Dear Coleen,
I’m writing this letter with tears in my eyes. I’m about to celebrate 30 years of marriage and my wife and I have three grown-up kids and the two boys still live with us at home. Last week, my wife and I were at an event with some of her friends and ended up going back to one of their houses for another drink. When it was time to go home, we called a taxi and I waited by the door for it while she carried on talking to her friends in the kitchen.
One of them asked her if she could go back and do one thing in life that she’s missed over the past 30 years, what would it be?
My wife replied: “Another night with John.” I was totally shocked – John was her ex-boyfriend who she lost her virginity with. I wanted the ground to open up and swallow me and had to hold back the tears. None of them saw me standing by the door.
Then one of her friends asked why this was as she has such a good husband and my wife said: “But he lacks in the trouser department and John was a lot bigger and better in bed.” Then she went on to talk about the other four men she’d slept with who were all bigger than me.
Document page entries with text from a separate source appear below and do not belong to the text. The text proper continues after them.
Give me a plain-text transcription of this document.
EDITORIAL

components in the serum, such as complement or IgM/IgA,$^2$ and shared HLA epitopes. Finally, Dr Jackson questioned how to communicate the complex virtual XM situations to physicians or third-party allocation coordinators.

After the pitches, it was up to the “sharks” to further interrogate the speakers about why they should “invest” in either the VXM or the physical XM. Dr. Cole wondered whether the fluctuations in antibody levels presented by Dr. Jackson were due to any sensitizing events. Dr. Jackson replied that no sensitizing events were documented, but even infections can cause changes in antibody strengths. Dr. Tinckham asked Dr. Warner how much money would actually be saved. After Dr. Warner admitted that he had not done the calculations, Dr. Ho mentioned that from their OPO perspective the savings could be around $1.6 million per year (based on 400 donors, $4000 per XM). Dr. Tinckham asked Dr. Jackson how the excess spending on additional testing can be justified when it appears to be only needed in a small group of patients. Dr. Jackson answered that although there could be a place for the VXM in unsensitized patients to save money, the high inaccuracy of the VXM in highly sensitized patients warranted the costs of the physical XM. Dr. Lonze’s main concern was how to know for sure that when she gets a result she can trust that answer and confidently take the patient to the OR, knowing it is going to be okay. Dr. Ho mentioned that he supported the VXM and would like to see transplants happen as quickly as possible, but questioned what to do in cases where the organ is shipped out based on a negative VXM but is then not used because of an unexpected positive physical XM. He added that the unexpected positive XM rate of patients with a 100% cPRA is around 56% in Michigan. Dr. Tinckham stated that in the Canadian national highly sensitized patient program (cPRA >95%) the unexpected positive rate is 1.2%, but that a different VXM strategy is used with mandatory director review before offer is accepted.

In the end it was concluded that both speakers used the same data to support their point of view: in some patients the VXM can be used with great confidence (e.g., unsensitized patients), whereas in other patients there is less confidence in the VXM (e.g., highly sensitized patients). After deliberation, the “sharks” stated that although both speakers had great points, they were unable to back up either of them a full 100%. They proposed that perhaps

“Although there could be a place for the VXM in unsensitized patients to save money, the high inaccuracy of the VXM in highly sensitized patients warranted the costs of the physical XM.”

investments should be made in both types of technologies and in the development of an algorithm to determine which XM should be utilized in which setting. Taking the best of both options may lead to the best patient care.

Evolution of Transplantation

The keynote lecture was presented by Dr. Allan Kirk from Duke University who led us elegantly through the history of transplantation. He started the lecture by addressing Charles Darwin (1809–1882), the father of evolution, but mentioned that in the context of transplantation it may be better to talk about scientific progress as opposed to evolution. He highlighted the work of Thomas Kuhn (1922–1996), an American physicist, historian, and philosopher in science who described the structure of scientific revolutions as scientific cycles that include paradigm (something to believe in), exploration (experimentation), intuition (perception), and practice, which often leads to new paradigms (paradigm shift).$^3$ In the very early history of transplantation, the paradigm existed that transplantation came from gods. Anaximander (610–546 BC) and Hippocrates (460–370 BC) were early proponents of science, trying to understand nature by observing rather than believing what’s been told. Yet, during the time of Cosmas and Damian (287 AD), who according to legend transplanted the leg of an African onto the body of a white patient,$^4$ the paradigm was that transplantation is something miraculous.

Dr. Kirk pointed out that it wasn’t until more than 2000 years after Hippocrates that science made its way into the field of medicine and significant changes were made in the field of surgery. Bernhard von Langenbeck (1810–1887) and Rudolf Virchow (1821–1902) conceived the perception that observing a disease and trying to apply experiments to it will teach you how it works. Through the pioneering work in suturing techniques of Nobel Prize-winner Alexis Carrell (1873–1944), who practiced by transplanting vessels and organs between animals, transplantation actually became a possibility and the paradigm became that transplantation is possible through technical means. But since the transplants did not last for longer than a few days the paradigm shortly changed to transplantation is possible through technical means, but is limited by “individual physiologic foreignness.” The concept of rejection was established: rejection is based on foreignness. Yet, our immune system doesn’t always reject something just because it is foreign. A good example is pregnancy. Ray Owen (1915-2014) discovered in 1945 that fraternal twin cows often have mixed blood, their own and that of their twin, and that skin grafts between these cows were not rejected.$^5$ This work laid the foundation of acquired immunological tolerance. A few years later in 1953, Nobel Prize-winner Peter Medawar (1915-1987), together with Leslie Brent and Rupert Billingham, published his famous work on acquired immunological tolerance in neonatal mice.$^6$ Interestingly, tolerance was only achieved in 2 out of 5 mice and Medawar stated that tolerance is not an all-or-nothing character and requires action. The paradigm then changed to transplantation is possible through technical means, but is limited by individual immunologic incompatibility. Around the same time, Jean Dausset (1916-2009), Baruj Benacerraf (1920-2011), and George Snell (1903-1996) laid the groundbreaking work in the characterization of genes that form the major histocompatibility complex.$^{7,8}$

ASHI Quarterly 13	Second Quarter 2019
I was devastated, not least because she’d always said she’d only slept with one other man before me. At that point, one of her friends saw me and insisted my wife hadn’t meant anything by what she’d said and that she was just drunk. My wife doesn’t know I heard any of this, although she knows something is wrong. I keep replaying it in my head and can’t sleep. How can I handle this? I’m thinking of walking away.
Coleen says
First of all, you have tell her what you overheard and explain how much it has hurt you, and that you don’t know how you can come back from it. I’m sure she’ll feel terrible because she probably was drunk and people do say things when they’re drunk that they’d never say sober.
But whatever she’s comparing you to, the fact is that your marriage has lasted 30 years. If these other guys were so wonderful, why did she choose you and stay with you for all this time? They are exes for a reason.
Whatever her reasons were for saying what she did, you can’t move forward unless you talk about it. She needs to know how hurt you are and you need to give her the chance to explain and apologise for hurting and embarrassing you.
This could obviously affect your confidence in bed and if you feel you can’t move on sexually, then it would be worth seeing a psychosexual counsellor. But I think you should work hard at not throwing away 30 good years for a drunken off-the-cuff remark.
Don’t let your ego and pride kick away everything you’ve built up.